Improving Refugee Allocation
In her research, Kerkebane seeks to improve one of the most challenging aspects of refugee allocation: coordinating refugees with host countries in a timely fashion.
Kerkerbane has high hopes for her contribution, and a personal stake in its success. “I have seen the algorithm I proposed work well on my current project, and it is my hope that it will have a similarly positive impact on refugees,” she says. “I’m an asylee myself, and I really wanted to contribute to that area because allocation is something that I really care about.”
After her family faced persecution, Kerkebane, then twenty-two, fled her native Algeria for the United States. Using a tourist visa, she reunited with the family who had hosted her as a high school exchange student, now supporting her as she began the lengthy process of applying for political asylum.
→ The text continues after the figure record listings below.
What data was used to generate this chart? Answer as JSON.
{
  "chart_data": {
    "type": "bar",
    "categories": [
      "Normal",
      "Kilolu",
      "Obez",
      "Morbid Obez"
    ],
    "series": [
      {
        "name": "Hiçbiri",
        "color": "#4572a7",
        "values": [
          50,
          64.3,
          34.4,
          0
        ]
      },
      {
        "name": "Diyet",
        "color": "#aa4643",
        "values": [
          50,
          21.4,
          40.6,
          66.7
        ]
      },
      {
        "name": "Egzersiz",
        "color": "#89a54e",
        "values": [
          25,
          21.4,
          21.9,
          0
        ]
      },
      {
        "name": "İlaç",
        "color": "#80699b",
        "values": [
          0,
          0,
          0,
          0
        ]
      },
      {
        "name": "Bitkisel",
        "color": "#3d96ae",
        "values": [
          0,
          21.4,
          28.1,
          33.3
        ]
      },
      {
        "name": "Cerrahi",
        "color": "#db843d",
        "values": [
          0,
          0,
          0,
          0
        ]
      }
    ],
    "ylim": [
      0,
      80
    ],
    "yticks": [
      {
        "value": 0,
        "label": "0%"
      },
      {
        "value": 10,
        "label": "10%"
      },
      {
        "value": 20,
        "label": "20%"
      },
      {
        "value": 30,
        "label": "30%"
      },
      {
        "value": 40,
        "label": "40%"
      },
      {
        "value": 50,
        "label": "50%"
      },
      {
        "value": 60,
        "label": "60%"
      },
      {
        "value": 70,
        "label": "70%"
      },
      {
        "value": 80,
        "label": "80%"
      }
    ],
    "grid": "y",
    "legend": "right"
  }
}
In the three years it took Kerkebane to receive asylum, she considered ways to improve refugee allocation. This is currently a manual process, and as such, it is expensive, time-consuming, and subject to bias. What’s more, “the current approach doesn’t take the preferences of the refugees or the communities that they’re allocated into consideration,” Kerkebane says.
In her proposal for the National Science Foundation, Kerkebane outlined an alternative approach that uses algorithms to allocate and match refugees around the world.
“The approach I’m proposing will be able to carry out the matches more effectively and a lot faster, which means people’s time in conflict will be reduced,” she explains. “The magnitude of today’s refugee crisis—26.4 million persons and growing—means that even small efficiency gains have large benefits, especially for the world’s most disadvantaged.”